J’avais dû faire la présentation de notre nouveau produit.
Je pense que j’ai été convainquant. A mon avis un juteux contrat pointait son
nez avec cette excellente perspective de vente à long terme.
J’avais oublié cette femme, cette presque inconnue de la
nuit dernière.
Seul, accoudé au bar, je sirotai un alcool fort, plutôt content de moi,
satisfait de ma performance professionnelle. Au téléphone, mon patron semblait
enchanté et ma femme m’avait félicité en me disant qu’elle était fière de moi,
qu’elle m’attendait avec impatience, que nous partirions quelques jours en bord
de mer, tout les deux, seuls, en amoureux.
-Comment c’est passée votre journée ?
Je me retournai.
Elle était là.
Elle avait coiffé ses cheveux en arrière, et les avait attachés à l’aide d’un
nœud de couleur bleu ciel.
Elle avait fait un effort supplémentaire sur son maquillage qui était plus
aguichant qu’hier. Sa touche de parfum était plus évidente, son visage plus
lumineux.
J’eus cette impression qu’elle avait eu cette attention pour moi, pour me
séduire.
-Très bien et la vôtre ?
Elle s’était assise à mes côtés.
-Que voulez-vous boire ?
Elle était habillée d’un petit tailleur noir, légèrement
échancré sur sa poitrine généreuse.
Sur chacun de ses poignets, un bracelet en or marquait d’un trait leurs
féminités.
Elle restait là, sans le moindre mouvement, me regardant en silence, semblant
attendre le commencement de ma conversation.
Je me devais de briser le silence, vaincre la gêne provoquée par son regard
trop persistant, étrangement troublant.
Alors bêtement, peut-être, je me suis mis à parler de ce fameux contrat que
j’allais obtenir.
Elle baissa ses paupières.
-Je vous trouve divinement belle !
Comment avais-je pu lui dire ça.
A cet instant.
Coupant le fil de mon bavardage inintéressant.
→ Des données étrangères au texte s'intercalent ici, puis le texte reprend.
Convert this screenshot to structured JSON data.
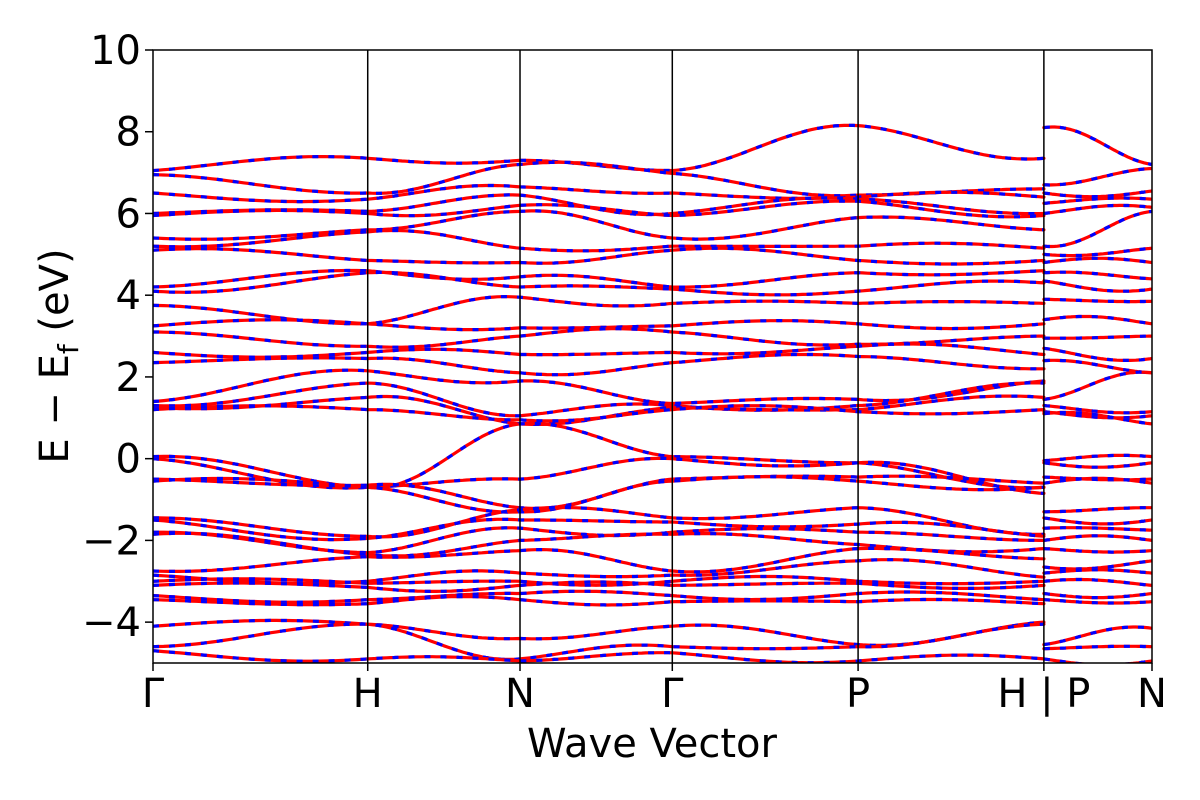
{
  "chart_data": {
    "type": "line",
    "title": "",
    "xlabel": "Wave Vector",
    "ylabel_parts": {
      "main": "E − E",
      "sub": "f",
      "unit": " (eV)"
    },
    "ylim": [
      -5,
      10
    ],
    "yticks": [
      -4,
      -2,
      0,
      2,
      4,
      6,
      8,
      10
    ],
    "ytick_labels": [
      "−4",
      "−2",
      "0",
      "2",
      "4",
      "6",
      "8",
      "10"
    ],
    "xlim": [
      0,
      6.56
    ],
    "kpoints": [
      {
        "label": "Γ",
        "x": 0.0
      },
      {
        "label": "H",
        "x": 1.41
      },
      {
        "label": "N",
        "x": 2.41
      },
      {
        "label": "Γ",
        "x": 3.41
      },
      {
        "label": "P",
        "x": 4.63
      },
      {
        "label": "H | P",
        "x": 5.85
      },
      {
        "label": "N",
        "x": 6.56
      }
    ],
    "legend": "none",
    "grid": false,
    "series_colors": {
      "dft": "#ff0000",
      "interp": "#0000ff"
    },
    "series": [
      {
        "values_at_kpoints": [
          7.05,
          7.35,
          7.3,
          7.05,
          8.15,
          7.35,
          8.1,
          7.2
        ]
      },
      {
        "values_at_kpoints": [
          6.95,
          6.5,
          7.2,
          6.98,
          6.45,
          6.6,
          6.7,
          7.1
        ]
      },
      {
        "values_at_kpoints": [
          6.5,
          6.35,
          6.65,
          6.5,
          6.4,
          6.4,
          6.5,
          6.55
        ]
      },
      {
        "values_at_kpoints": [
          6.0,
          6.05,
          6.45,
          6.0,
          6.35,
          6.0,
          6.25,
          6.35
        ]
      },
      {
        "values_at_kpoints": [
          5.95,
          6.0,
          6.2,
          5.95,
          6.3,
          5.95,
          6.0,
          6.15
        ]
      },
      {
        "values_at_kpoints": [
          5.4,
          5.6,
          6.05,
          5.4,
          5.9,
          5.6,
          5.2,
          6.05
        ]
      },
      {
        "values_at_kpoints": [
          5.2,
          5.55,
          5.15,
          5.2,
          5.2,
          5.15,
          5.0,
          5.15
        ]
      },
      {
        "values_at_kpoints": [
          5.1,
          4.85,
          4.8,
          5.1,
          4.85,
          4.85,
          4.8,
          4.8
        ]
      },
      {
        "values_at_kpoints": [
          4.2,
          4.6,
          4.45,
          4.2,
          4.55,
          4.6,
          4.55,
          4.4
        ]
      },
      {
        "values_at_kpoints": [
          4.1,
          4.55,
          4.2,
          4.15,
          4.1,
          4.3,
          4.35,
          4.15
        ]
      },
      {
        "values_at_kpoints": [
          3.75,
          3.3,
          3.95,
          3.8,
          3.8,
          3.8,
          3.9,
          3.85
        ]
      },
      {
        "values_at_kpoints": [
          3.25,
          3.3,
          3.2,
          3.25,
          3.3,
          3.3,
          3.4,
          3.3
        ]
      },
      {
        "values_at_kpoints": [
          3.1,
          2.75,
          3.0,
          3.1,
          2.8,
          3.0,
          2.95,
          3.0
        ]
      },
      {
        "values_at_kpoints": [
          2.6,
          2.6,
          2.55,
          2.6,
          2.75,
          2.55,
          2.7,
          2.45
        ]
      },
      {
        "values_at_kpoints": [
          2.35,
          2.45,
          2.1,
          2.35,
          2.5,
          2.2,
          2.4,
          2.1
        ]
      },
      {
        "values_at_kpoints": [
          1.4,
          2.15,
          1.9,
          1.35,
          1.45,
          1.9,
          1.45,
          2.1
        ]
      },
      {
        "values_at_kpoints": [
          1.3,
          1.85,
          1.05,
          1.3,
          1.3,
          1.85,
          1.3,
          1.15
        ]
      },
      {
        "values_at_kpoints": [
          1.25,
          1.5,
          0.85,
          1.25,
          1.2,
          1.5,
          1.15,
          1.05
        ]
      },
      {
        "values_at_kpoints": [
          1.2,
          1.2,
          0.95,
          1.2,
          1.15,
          1.2,
          1.1,
          0.85
        ]
      },
      {
        "values_at_kpoints": [
          0.05,
          -0.7,
          0.85,
          0.05,
          -0.1,
          -0.7,
          -0.05,
          0.05
        ]
      },
      {
        "values_at_kpoints": [
          0.0,
          -0.7,
          -0.5,
          0.0,
          -0.1,
          -0.85,
          -0.1,
          -0.1
        ]
      },
      {
        "values_at_kpoints": [
          -0.5,
          -0.65,
          -1.2,
          -0.5,
          -0.45,
          -0.6,
          -0.45,
          -0.5
        ]
      },
      {
        "values_at_kpoints": [
          -0.55,
          -0.7,
          -1.3,
          -0.55,
          -0.55,
          -0.7,
          -0.6,
          -0.6
        ]
      },
      {
        "values_at_kpoints": [
          -1.45,
          -1.9,
          -1.25,
          -1.45,
          -1.2,
          -1.85,
          -1.3,
          -1.2
        ]
      },
      {
        "values_at_kpoints": [
          -1.5,
          -1.95,
          -1.5,
          -1.55,
          -1.6,
          -1.9,
          -1.45,
          -1.5
        ]
      },
      {
        "values_at_kpoints": [
          -1.8,
          -2.3,
          -1.7,
          -1.8,
          -1.8,
          -2.0,
          -1.7,
          -1.75
        ]
      },
      {
        "values_at_kpoints": [
          -1.85,
          -2.35,
          -2.0,
          -1.85,
          -2.1,
          -2.2,
          -2.0,
          -2.0
        ]
      },
      {
        "values_at_kpoints": [
          -2.75,
          -2.4,
          -2.25,
          -2.75,
          -2.2,
          -2.45,
          -2.2,
          -2.25
        ]
      },
      {
        "values_at_kpoints": [
          -2.85,
          -3.0,
          -2.8,
          -2.85,
          -2.5,
          -2.9,
          -2.65,
          -2.5
        ]
      },
      {
        "values_at_kpoints": [
          -3.0,
          -3.05,
          -3.0,
          -3.0,
          -3.0,
          -3.0,
          -2.8,
          -2.8
        ]
      },
      {
        "values_at_kpoints": [
          -3.1,
          -3.15,
          -3.1,
          -3.1,
          -3.05,
          -3.1,
          -3.0,
          -3.1
        ]
      },
      {
        "values_at_kpoints": [
          -3.35,
          -3.45,
          -3.3,
          -3.35,
          -3.3,
          -3.45,
          -3.3,
          -3.3
        ]
      },
      {
        "values_at_kpoints": [
          -3.45,
          -3.55,
          -3.45,
          -3.5,
          -3.5,
          -3.55,
          -3.45,
          -3.5
        ]
      },
      {
        "values_at_kpoints": [
          -4.1,
          -4.05,
          -4.4,
          -4.1,
          -4.55,
          -4.0,
          -4.55,
          -4.15
        ]
      },
      {
        "values_at_kpoints": [
          -4.6,
          -4.05,
          -4.9,
          -4.6,
          -4.6,
          -4.05,
          -4.65,
          -4.6
        ]
      },
      {
        "values_at_kpoints": [
          -4.7,
          -4.9,
          -4.95,
          -4.75,
          -4.95,
          -4.9,
          -4.9,
          -4.95
        ]
      }
    ]
  }
}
Un léger rosé apparu sur ses joues, mais elle ne sembla pas étonnée de mon
affirmation.
-Merci.
L’intonation de ce remerciement était sincère, dénué de
gêne, me démontrant l’évidence de mon propos.
Sa main se posa sur la mienne.
Nos regards se fondèrent l’un dans l’autre, remplaçant la banalité des mots,
acceptant ce désir, cette évidence.
Sa chambre ressemblait à la mienne.
Nos ébats furent sulfureux, sans la moindre retenue, marquant l’envi soudain
que nous avions eu l’un pour l’autre, déchirant le mystère de nos deux
personnalités étrangères, démystifiant la ligne de conduite que j’avais eu
jusqu’alors.
Au revoir ravissante inconnue.
Chimère de mes souvenirs.
Empreinte marquée dans les méandres cachées de mon esprit.
Voile caché de mon existence.
Le yeux fermés, bercé par le ronronnement des moteurs de
l’avion qui me ramenait à mon bercail, je pensais ces derniers instants passés
ensemble.
Allongés, l’un près de l’autre, nos bras s’effleurant à peine.
Nous étions silencieux.
Elle rompit soudain notre mutisme :
-Vous sentez-vous coupable ?
Je ne connaissais pas vraiment la réponse.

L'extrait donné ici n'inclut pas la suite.